I was glad to see that Avatar did not win Best Picture. In fact, it won fewer awards than I expected it to. I’ll admit that I haven’t seen Avatar and I really have no intentions of doing so. I am probably one of the few geeks on Earth who will say this, but I’m really tired of James Cameron. From everything I’ve read about it, Avatar is nothing original. It seems like a CG remake of Disney’s Pocahontas and really unnecessary. For it to win the Best Picture award would have been a travesty. I’m glad our society hasn’t come to that.

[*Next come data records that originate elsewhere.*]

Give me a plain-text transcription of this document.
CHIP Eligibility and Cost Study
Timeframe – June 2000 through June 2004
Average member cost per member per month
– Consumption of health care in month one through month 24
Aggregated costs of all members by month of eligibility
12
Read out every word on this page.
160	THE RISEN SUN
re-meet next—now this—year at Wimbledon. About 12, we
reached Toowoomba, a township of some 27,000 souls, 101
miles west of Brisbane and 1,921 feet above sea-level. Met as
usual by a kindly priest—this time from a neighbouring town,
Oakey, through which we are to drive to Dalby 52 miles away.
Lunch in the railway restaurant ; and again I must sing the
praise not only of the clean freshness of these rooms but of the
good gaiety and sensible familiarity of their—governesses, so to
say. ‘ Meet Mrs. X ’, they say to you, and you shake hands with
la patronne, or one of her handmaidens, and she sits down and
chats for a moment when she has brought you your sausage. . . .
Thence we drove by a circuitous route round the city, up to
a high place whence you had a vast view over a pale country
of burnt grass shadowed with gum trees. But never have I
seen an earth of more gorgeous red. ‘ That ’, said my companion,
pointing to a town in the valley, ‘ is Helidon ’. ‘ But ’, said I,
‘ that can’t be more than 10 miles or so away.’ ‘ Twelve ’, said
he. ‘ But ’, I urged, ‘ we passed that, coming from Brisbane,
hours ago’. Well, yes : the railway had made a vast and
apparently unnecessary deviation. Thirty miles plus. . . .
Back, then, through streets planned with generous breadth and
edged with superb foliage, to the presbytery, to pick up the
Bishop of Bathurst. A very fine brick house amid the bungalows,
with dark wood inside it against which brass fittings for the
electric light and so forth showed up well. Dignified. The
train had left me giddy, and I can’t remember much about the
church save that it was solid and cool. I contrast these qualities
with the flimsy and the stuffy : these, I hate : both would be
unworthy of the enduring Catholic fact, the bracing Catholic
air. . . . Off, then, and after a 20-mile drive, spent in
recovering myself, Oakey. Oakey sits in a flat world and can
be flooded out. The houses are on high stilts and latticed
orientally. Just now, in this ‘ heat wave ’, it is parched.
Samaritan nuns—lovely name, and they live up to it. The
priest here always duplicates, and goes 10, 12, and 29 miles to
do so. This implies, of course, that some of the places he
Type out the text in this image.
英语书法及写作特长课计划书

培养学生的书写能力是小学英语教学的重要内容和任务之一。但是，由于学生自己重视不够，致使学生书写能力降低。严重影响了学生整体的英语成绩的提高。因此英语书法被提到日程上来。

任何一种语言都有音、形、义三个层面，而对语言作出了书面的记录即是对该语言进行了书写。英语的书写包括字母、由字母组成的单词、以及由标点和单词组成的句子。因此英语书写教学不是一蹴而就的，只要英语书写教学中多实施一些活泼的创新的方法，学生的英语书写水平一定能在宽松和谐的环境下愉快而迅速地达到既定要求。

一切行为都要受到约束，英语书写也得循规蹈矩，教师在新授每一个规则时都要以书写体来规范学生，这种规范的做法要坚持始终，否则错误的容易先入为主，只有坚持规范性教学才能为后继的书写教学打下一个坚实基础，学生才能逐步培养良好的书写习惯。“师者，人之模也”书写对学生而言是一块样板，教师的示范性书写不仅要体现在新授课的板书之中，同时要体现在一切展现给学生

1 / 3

A couple of shockers happened as well. Sandra Bullock won Best Actress. Who saw that coming? While I don’t necessarily think she deserved it, a claim I can’t make not having seen her performance, I’m not mad that she won. I may not be a fan, but Bullock is a hard working actress and all I have to say is good for her. I was also surprised to see Sean Penn at the Oscars. In the past, he avoided the Academy Awards like the plague, so to see him there was quite strange. Has his opinion of the academy changed over the years? More than likely, he lost a bet to someone. We will see next year. Also, why wasn’t Farrah Fawcett part of their ‘In Memoriam’ tribute? Michael Jackson was included, and he isn’t known for his acting skills. That was an unforgivable mistake.

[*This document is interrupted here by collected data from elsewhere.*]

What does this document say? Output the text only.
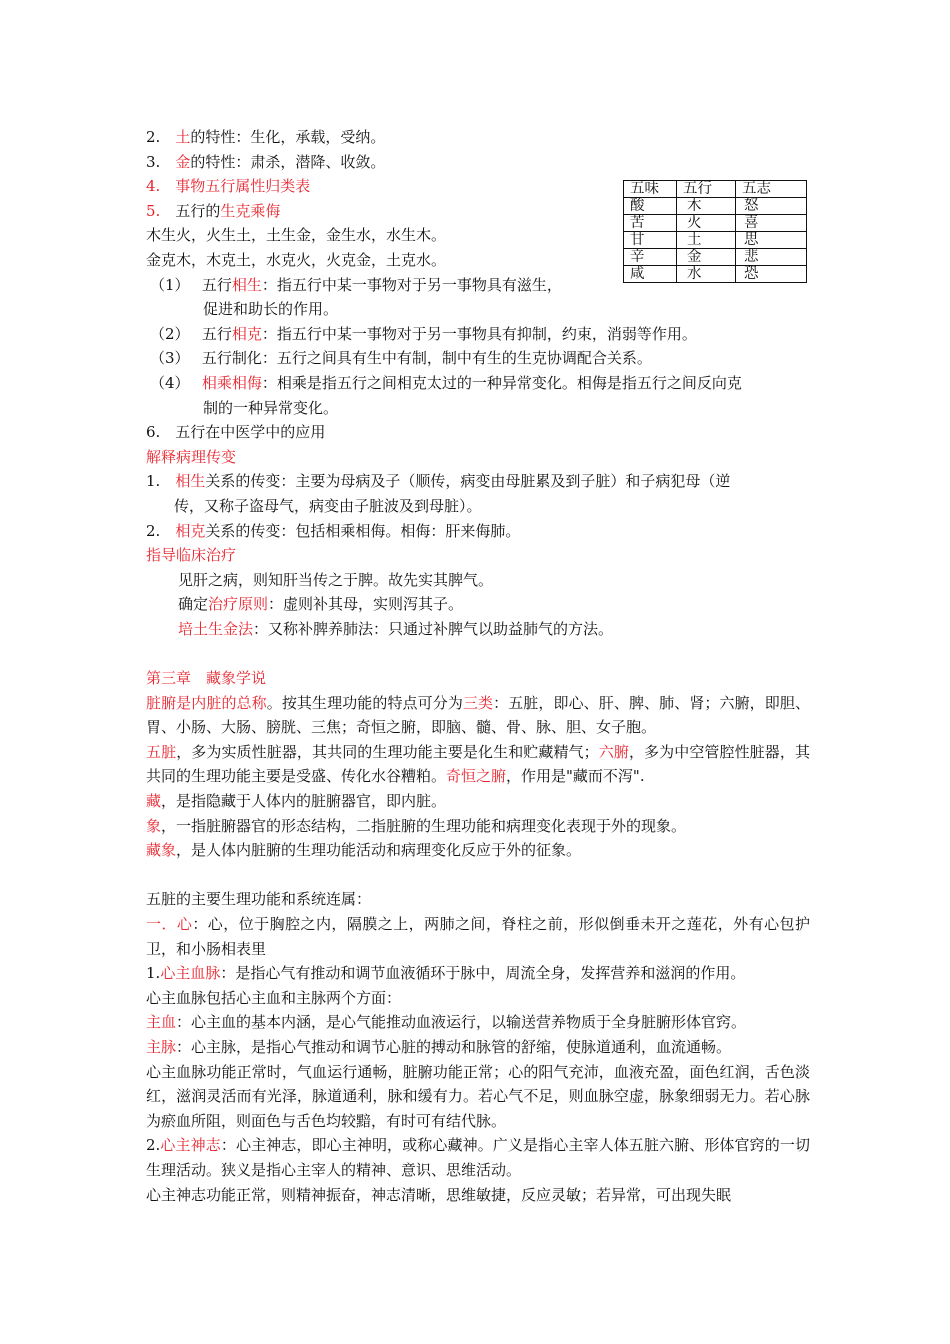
2.　 土的特性：生化，承载，受纳。
3.　 金的特性：肃杀，潜降、收敛。
4.　事物五行属性归类表
5.　 五行的生克乘侮
木生火，火生土，土生金，金生水，水生木。
金克木，木克土，水克火，火克金，土克水。
（1）　 五行相生：指五行中某一事物对于另一事物具有滋生，
促进和助长的作用。
（2）　 五行相克：指五行中某一事物对于另一事物具有抑制，约束，消弱等作用。
（3）　 五行制化：五行之间具有生中有制，制中有生的生克协调配合关系。
（4）　 相乘相侮：相乘是指五行之间相克太过的一种异常变化。相侮是指五行之间反向克
制的一种异常变化。
6.　五行在中医学中的应用
解释病理传变
1.　 相生关系的传变：主要为母病及子（顺传，病变由母脏累及到子脏）和子病犯母（逆
传，又称子盗母气，病变由子脏波及到母脏）。
2.　 相克关系的传变：包括相乘相侮。相侮：肝来侮肺。
指导临床治疗
见肝之病，则知肝当传之于脾。故先实其脾气。
确定治疗原则：虚则补其母，实则泻其子。
培土生金法：又称补脾养肺法：只通过补脾气以助益肺气的方法。
第三章　藏象学说
脏腑是内脏的总称。按其生理功能的特点可分为三类：五脏，即心、肝、脾、肺、肾；六腑，即胆、胃、小肠、大肠、膀胱、三焦；奇恒之腑，即脑、髓、骨、脉、胆、女子胞。
五脏，多为实质性脏器，其共同的生理功能主要是化生和贮藏精气；六腑，多为中空管腔性脏器，其共同的生理功能主要是受盛、传化水谷糟粕。奇恒之腑，作用是"藏而不泻".
藏，是指隐藏于人体内的脏腑器官，即内脏。
象，一指脏腑器官的形态结构，二指脏腑的生理功能和病理变化表现于外的现象。
藏象，是人体内脏腑的生理功能活动和病理变化反应于外的征象。
五脏的主要生理功能和系统连属：
一．心：心，位于胸腔之内，隔膜之上，两肺之间，脊柱之前，形似倒垂未开之莲花，外有心包护卫，和小肠相表里
1.心主血脉：是指心气有推动和调节血液循环于脉中，周流全身，发挥营养和滋润的作用。
心主血脉包括心主血和主脉两个方面：
主血：心主血的基本内涵，是心气能推动血液运行，以输送营养物质于全身脏腑形体官窍。
主脉：心主脉，是指心气推动和调节心脏的搏动和脉管的舒缩，使脉道通利，血流通畅。
心主血脉功能正常时，气血运行通畅，脏腑功能正常；心的阳气充沛，血液充盈，面色红润，舌色淡红，滋润灵活而有光泽，脉道通利，脉和缓有力。若心气不足，则血脉空虚，脉象细弱无力。若心脉为瘀血所阻，则面色与舌色均较黯，有时可有结代脉。
2.心主神志：心主神志，即心主神明，或称心藏神。广义是指心主宰人体五脏六腑、形体官窍的一切生理活动。狭义是指心主宰人的精神、意识、思维活动。
心主神志功能正常，则精神振奋，神志清晰，思维敏捷，反应灵敏；若异常，可出现失眠
五味	五行	五志
酸	木	怒
苦	火	喜
甘	土	思
辛	金	悲
咸	水	恐
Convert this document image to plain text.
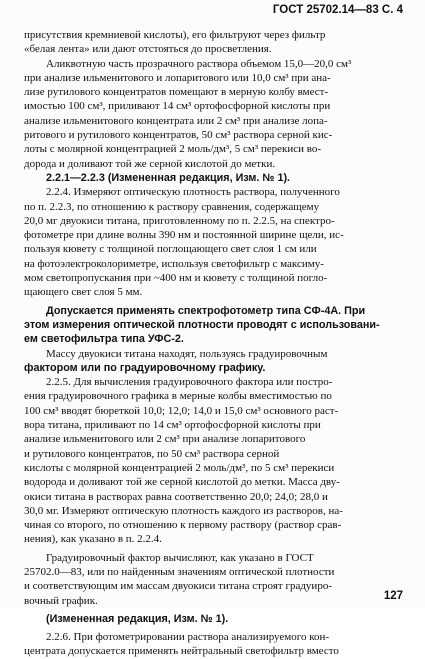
ГОСТ 25702.14—83 С. 4
присутствия кремниевой кислоты), его фильтруют через фильтр
«белая лента» или дают отстояться до просветления.
Аликвотную часть прозрачного раствора объемом 15,0—20,0 см³
при анализе ильменитового и лопаритового или 10,0 см³ при ана-
лизе рутилового концентратов помещают в мерную колбу вмест-
имостью 100 см³, приливают 14 см³ ортофосфорной кислоты при
анализе ильменитового концентрата или 2 см³ при анализе лопа-
ритового и рутилового концентратов, 50 см³ раствора серной кис-
лоты с молярной концентрацией 2 моль/дм³, 5 см³ перекиси во-
дорода и доливают той же серной кислотой до метки.
2.2.1—2.2.3 (Измененная редакция, Изм. № 1).
2.2.4. Измеряют оптическую плотность раствора, полученного
по п. 2.2.3, по отношению к раствору сравнения, содержащему
20,0 мг двуокиси титана, приготовленному по п. 2.2.5, на спектро-
фотометре при длине волны 390 нм и постоянной ширине щели, ис-
пользуя кювету с толщиной поглощающего свет слоя 1 см или
на фотоэлектроколориметре, используя светофильтр с максиму-
мом светопропускания при ~400 нм и кювету с толщиной погло-
щающего свет слоя 5 мм.
Допускается применять спектрофотометр типа СФ-4А. При
этом измерения оптической плотности проводят с использовани-
ем светофильтра типа УФС-2.
Массу двуокиси титана находят, пользуясь градуировочным
фактором или по градуировочному графику.
2.2.5. Для вычисления градуировочного фактора или постро-
ения градуировочного графика в мерные колбы вместимостью по
100 см³ вводят бюреткой 10,0; 12,0; 14,0 и 15,0 см³ основного раст-
вора титана, приливают по 14 см³ ортофосфорной кислоты при
анализе ильменитового или 2 см³ при анализе лопаритового
и рутилового концентратов, по 50 см³ раствора серной
кислоты с молярной концентрацией 2 моль/дм³, по 5 см³ перекиси
водорода и доливают той же серной кислотой до метки. Масса дву-
окиси титана в растворах равна соответственно 20,0; 24,0; 28,0 и
30,0 мг. Измеряют оптическую плотность каждого из растворов, на-
чиная со второго, по отношению к первому раствору (раствор срав-
нения), как указано в п. 2.2.4.
Градуировочный фактор вычисляют, как указано в ГОСТ
25702.0—83, или по найденным значениям оптической плотности
и соответствующим им массам двуокиси титана строят градуиро-
вочный график.
(Измененная редакция, Изм. № 1).
2.2.6. При фотометрировании раствора анализируемого кон-
центрата допускается применять нейтральный светофильтр вместо
127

Other than that, the Oscars were pretty much what I expected. I hated the dance sequence for Best Original Score. I felt it lent nothing to the music and actually detracted from the fantastic scores it was meant to pay homage to. There were enough self aggrandizing speeches, such as Sandy Powell’s proclamation of “I already have two of these…” after winning for Best Costume Design. She did her best to back-pedal by trying to dedicate the win to all of the costume designers who get overlooked every year, but the damage was done.

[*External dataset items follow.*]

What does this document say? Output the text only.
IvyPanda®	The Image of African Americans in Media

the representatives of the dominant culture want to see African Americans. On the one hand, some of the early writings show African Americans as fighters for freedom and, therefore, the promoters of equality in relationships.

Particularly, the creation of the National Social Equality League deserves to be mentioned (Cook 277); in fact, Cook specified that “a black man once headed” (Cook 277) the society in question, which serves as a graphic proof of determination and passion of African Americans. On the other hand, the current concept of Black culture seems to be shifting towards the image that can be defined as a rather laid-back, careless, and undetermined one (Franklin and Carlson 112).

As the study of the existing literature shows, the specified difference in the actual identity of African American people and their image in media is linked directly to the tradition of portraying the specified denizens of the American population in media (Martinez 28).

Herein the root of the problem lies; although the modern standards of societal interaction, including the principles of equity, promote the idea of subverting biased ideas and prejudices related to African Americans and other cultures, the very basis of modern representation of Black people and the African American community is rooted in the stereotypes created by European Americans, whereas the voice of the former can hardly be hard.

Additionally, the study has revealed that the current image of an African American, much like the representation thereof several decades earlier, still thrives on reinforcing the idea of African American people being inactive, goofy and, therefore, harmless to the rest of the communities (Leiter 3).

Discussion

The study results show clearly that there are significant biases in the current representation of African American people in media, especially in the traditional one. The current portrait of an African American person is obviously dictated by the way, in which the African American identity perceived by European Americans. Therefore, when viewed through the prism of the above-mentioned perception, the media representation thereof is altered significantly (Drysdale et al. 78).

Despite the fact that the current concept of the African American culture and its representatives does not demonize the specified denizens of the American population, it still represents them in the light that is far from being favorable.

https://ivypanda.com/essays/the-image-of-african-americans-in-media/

Two things really stuck out and moved me in a way that I couldn’t expect from the Academy Awards. The first was the tribute to John Hughes, presented by Matthew Broderick and Molly Ringwald. The honor they bestowed on Hughes was very sweet and sentimental. After a short video homage, Broderick and Ringwald were joined onstage by Jon Cryer, Judd Nelson, Anthony Michael Hall, Ally Sheedy, and Macauly Culkin. They each related a memory of Hughes, and it was almost heartbreaking to see Macauly Culkin on the verge of tears. But my favorite moment of the night was Michael Giacchino’s acceptance speech after winning Best Score for his work on Up. He told a short story about how his parents never told him his hobby of movie-making when he was younger was a waste of time. He relayed this message to everyone who doesn’t have the same support system that he did. His point was that if you love what you do, then it’s not a waste of time. I thought this was the most touching and self-sacrificing acceptance speech that I have heard in years.
I don’t regret watching the Oscar’s. However, I probably won’t be doing it again; at least not of my own volition. But I am glad that there was very little that morally offended me. Granted, most of the show’s winners were fairly obvious, but the few that came out of left field were enough to shake up the academy. And it’s about damn time.